Political signs lie along Route 11 in Ashland, Maine on Thursday, October 20, 2022. Credit: Linda Coan O'Kresik / BDN

Every state-level office is up for grabs in Tuesday’s elections for governor and both houses of the Maine Legislature. 

Even a few shifts in the Maine House means Republicans could take control of the chamber for the first time since 2010. The Senate is also in play, making it a possibility that Mainers could see a new party calling the shots at the State House in 2023.

We lay out the five most compelling races below.

election 2022

Senate District 1 (St. John Valley to Caribou)

The raw battle for the seat held by Maine Senate President Sen. Troy Jackson, D-Allagash, is as symbolic as it is practical for the Republicans. Victory for Rep. Sue Bernard, R-Caribou, would unseat a Democratic star in a region that has increasingly turned conservative

Perhaps more importantly, a Republican win is practically required for the GOP to take the Maine Senate. That is why more than $1 million has been poured into the race between the candidates and outside groups, shattering a 2012 record. Four-fifths of the outside spending has come from Democrats trying to bail Jackson out.

Bernard, a former TV news anchor and spokesperson for the Catholic Church, is banking on former Democrats who now vote for the GOP to push her over the finish line. She and Republicans have argued that Jackson’s progressive views are not in line with his rural district.

Jackson argues that he has given Aroostook strong power in Augusta as the Senate president. He has highlighted legislative successes on that front, including keeping the Maine Veterans’ Home open in Caribou and being a champion of working people in a heavily working-class district.

Senate District 14 (Augusta suburbs)

Sen. Craig Hickman, D-Winthrop, will look to win a full term to his seat after easily winning a special election filling a seat vacated by Secretary of State Shenna Bellows in 2021.

Hickman faces a longtime political player, Rep. Jeff Hanley, R-Pittston, at the other end of the politically mixed district. Like many Republicans running for the Legislature, he has made the economy and inflation a cornerstone of his campaign

Democrats are clearly worried about Hickman’s seat, which is why outside groups have put almost $400,000 toward supporting Hickman. Republican groups have spent about $64,000 on Hanley’s behalf.

House District 37 (Winterport, Searsport, Stockton Springs, Prospect, Part of Frankfort)

This open swing district is being contested by Winterport Town Councilor Maggie English-Flanagan, who is the Democratic nominee, and Republican Reagan Paul, a 23-year-old who lives in the same town.

During an election where other Maine Republicans have sought to avoid the abortion issue, Paul has called for a personhood amendment to the state Constitution, which would likely ban almost all abortions here. She has touted the endorsement of Seth Keshel, who has pushed the debunked theory that President Joe Biden did not win the 2020 election.

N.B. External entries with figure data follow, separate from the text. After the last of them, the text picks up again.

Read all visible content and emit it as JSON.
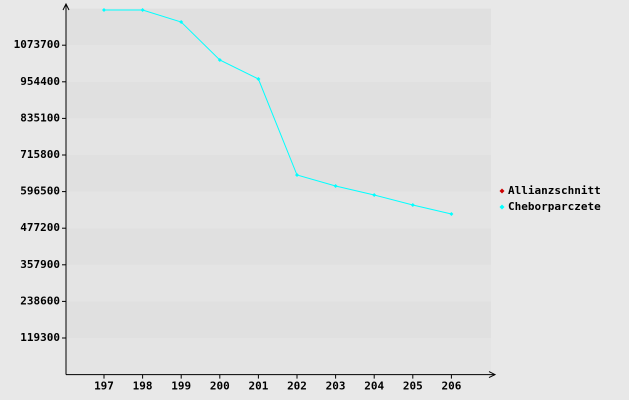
{
  "chart_data": {
    "type": "line",
    "categories": [
      "197",
      "198",
      "199",
      "200",
      "201",
      "202",
      "203",
      "204",
      "205",
      "206"
    ],
    "series": [
      {
        "name": "Allianzschnitt",
        "color": "#cc0000",
        "values": [
          null,
          null,
          null,
          null,
          null,
          null,
          null,
          null,
          null,
          null
        ]
      },
      {
        "name": "Cheborparczete",
        "color": "#00ffff",
        "values": [
          1188500,
          1188500,
          1149300,
          1025500,
          963500,
          650600,
          614800,
          585400,
          552800,
          523500
        ]
      }
    ],
    "ylim": [
      0,
      1193000
    ],
    "yticks": [
      119300,
      238600,
      357900,
      477200,
      596500,
      715800,
      835100,
      954400,
      1073700
    ],
    "grid": true,
    "legend": "right"
  }
}
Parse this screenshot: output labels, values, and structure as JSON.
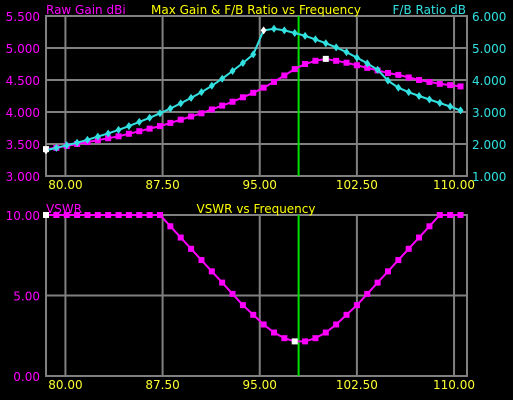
{
  "colors": {
    "background": "#000000",
    "grid": "#808080",
    "marker_line": "#00e000",
    "gain": "#ff00ff",
    "fb": "#33e0e0",
    "title": "#ffff00",
    "x_tick": "#ffff33",
    "highlight": "#ffffff"
  },
  "chart_data": [
    {
      "type": "line",
      "title": "Max Gain & F/B Ratio vs Frequency",
      "ylabel_left": "Raw Gain dBi",
      "ylabel_right": "F/B Ratio dB",
      "xlim": [
        78.5,
        111
      ],
      "x_ticks": [
        80.0,
        87.5,
        95.0,
        102.5,
        110.0
      ],
      "x_tick_labels": [
        "80.00",
        "87.50",
        "95.00",
        "102.50",
        "110.00"
      ],
      "ylim_left": [
        3.0,
        5.5
      ],
      "y_ticks_left": [
        3.0,
        3.5,
        4.0,
        4.5,
        5.0,
        5.5
      ],
      "y_tick_labels_left": [
        "3.000",
        "3.500",
        "4.000",
        "4.500",
        "5.000",
        "5.500"
      ],
      "ylim_right": [
        1.0,
        6.0
      ],
      "y_ticks_right": [
        1,
        2,
        3,
        4,
        5,
        6
      ],
      "y_tick_labels_right": [
        "1.000",
        "2.000",
        "3.000",
        "4.000",
        "5.000",
        "6.000"
      ],
      "grid": true,
      "marker_x": 98.0,
      "series": [
        {
          "name": "Raw Gain dBi",
          "axis": "left",
          "marker": "square",
          "x": [
            78.5,
            79.3,
            80.1,
            80.9,
            81.7,
            82.5,
            83.3,
            84.1,
            84.9,
            85.7,
            86.5,
            87.3,
            88.1,
            88.9,
            89.7,
            90.5,
            91.3,
            92.1,
            92.9,
            93.7,
            94.5,
            95.3,
            96.1,
            96.9,
            97.7,
            98.5,
            99.3,
            100.1,
            100.9,
            101.7,
            102.5,
            103.3,
            104.1,
            104.9,
            105.7,
            106.5,
            107.3,
            108.1,
            108.9,
            109.7,
            110.5
          ],
          "y": [
            3.42,
            3.44,
            3.47,
            3.5,
            3.53,
            3.56,
            3.59,
            3.62,
            3.66,
            3.7,
            3.74,
            3.78,
            3.83,
            3.88,
            3.93,
            3.98,
            4.04,
            4.1,
            4.16,
            4.23,
            4.3,
            4.38,
            4.47,
            4.57,
            4.67,
            4.75,
            4.8,
            4.83,
            4.8,
            4.77,
            4.73,
            4.69,
            4.65,
            4.61,
            4.58,
            4.54,
            4.5,
            4.47,
            4.44,
            4.42,
            4.4
          ]
        },
        {
          "name": "F/B Ratio dB",
          "axis": "right",
          "marker": "diamond",
          "x": [
            78.5,
            79.3,
            80.1,
            80.9,
            81.7,
            82.5,
            83.3,
            84.1,
            84.9,
            85.7,
            86.5,
            87.3,
            88.1,
            88.9,
            89.7,
            90.5,
            91.3,
            92.1,
            92.9,
            93.7,
            94.5,
            95.3,
            96.1,
            96.9,
            97.7,
            98.5,
            99.3,
            100.1,
            100.9,
            101.7,
            102.5,
            103.3,
            104.1,
            104.9,
            105.7,
            106.5,
            107.3,
            108.1,
            108.9,
            109.7,
            110.5
          ],
          "y": [
            1.8,
            1.88,
            1.96,
            2.04,
            2.13,
            2.23,
            2.33,
            2.44,
            2.56,
            2.69,
            2.82,
            2.96,
            3.11,
            3.27,
            3.44,
            3.62,
            3.82,
            4.04,
            4.28,
            4.53,
            4.8,
            5.55,
            5.6,
            5.55,
            5.47,
            5.38,
            5.27,
            5.15,
            5.02,
            4.87,
            4.7,
            4.52,
            4.32,
            3.98,
            3.76,
            3.62,
            3.5,
            3.39,
            3.28,
            3.17,
            3.05
          ]
        }
      ]
    },
    {
      "type": "line",
      "title": "VSWR vs Frequency",
      "ylabel": "VSWR",
      "xlim": [
        78.5,
        111
      ],
      "x_ticks": [
        80.0,
        87.5,
        95.0,
        102.5,
        110.0
      ],
      "x_tick_labels": [
        "80.00",
        "87.50",
        "95.00",
        "102.50",
        "110.00"
      ],
      "ylim": [
        0,
        10
      ],
      "y_ticks": [
        0,
        5,
        10
      ],
      "y_tick_labels": [
        "0.00",
        "5.00",
        "10.00"
      ],
      "grid": true,
      "marker_x": 98.0,
      "series": [
        {
          "name": "VSWR",
          "marker": "square",
          "x": [
            78.5,
            79.3,
            80.1,
            80.9,
            81.7,
            82.5,
            83.3,
            84.1,
            84.9,
            85.7,
            86.5,
            87.3,
            88.1,
            88.9,
            89.7,
            90.5,
            91.3,
            92.1,
            92.9,
            93.7,
            94.5,
            95.3,
            96.1,
            96.9,
            97.7,
            98.5,
            99.3,
            100.1,
            100.9,
            101.7,
            102.5,
            103.3,
            104.1,
            104.9,
            105.7,
            106.5,
            107.3,
            108.1,
            108.9,
            109.7,
            110.5
          ],
          "y": [
            10,
            10,
            10,
            10,
            10,
            10,
            10,
            10,
            10,
            10,
            10,
            10,
            9.3,
            8.6,
            7.9,
            7.2,
            6.5,
            5.8,
            5.1,
            4.4,
            3.8,
            3.2,
            2.7,
            2.35,
            2.15,
            2.15,
            2.35,
            2.7,
            3.2,
            3.8,
            4.4,
            5.1,
            5.8,
            6.5,
            7.2,
            7.9,
            8.6,
            9.3,
            10,
            10,
            10
          ]
        }
      ]
    }
  ]
}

In August, English-Flanagan said she was prioritizing abortion rights and the right for workers to unionize. She has also emphasized bipartisanship, saying on her website that she won’t always take the “Democratic solution” if elected.

Democratic outside groups have spent around $31,000 and the GOP $27,000 to make this race the fourth-most expensive Maine House race in a district where Republicans have an edge in party registration.

House District 86 (Raymond)

Maine’s most expensive House race has seen more than $80,000 in a district with a slight Republican edge in party registration. Rep. Jessica Fay, D-Raymond, and Republican Greg Foster are facing off for the third time in a row. She won by 520 votes in 2018 and 143 in 2020.

Raymond is not a community that leans solidly one way or the other: It voted for Republican gubernatorial candidate Shawn Moody by 6 percentage points in 2018 only to vote for Democratic President Joe Biden by 4 points in 2020.

House District 106 (Windham)

Windham is one of Maine’s most politically divided communities, and that also manifests itself at the legislative level. That’s partly what has made the district the second-most expensive in the Maine House, with Democrats spending $39,000 to Republicans’ $31,000. The seat is open, with Democrat Dana Reed and Republican Barbara Bagshaw, facing off.

Dana Reed, a former Navy chaplain, has emphasized bipartisanship and the economy. He has highlighted his endorsement by the Planned Parenthood Maine Action Fund and said American women “scorned” by the Supreme Court’s June decision ending abortion rights would vote.

Bagshaw is a former educator and president of an arts nonprofit. Along with the economy, she had made schools part of her campaign, saying that parents “absolutely” need to be part of their child’s education. It has become a familiar phrase for the GOP amid concerns about inappropriate lessons in Maine classrooms that Democrats argue are overblown.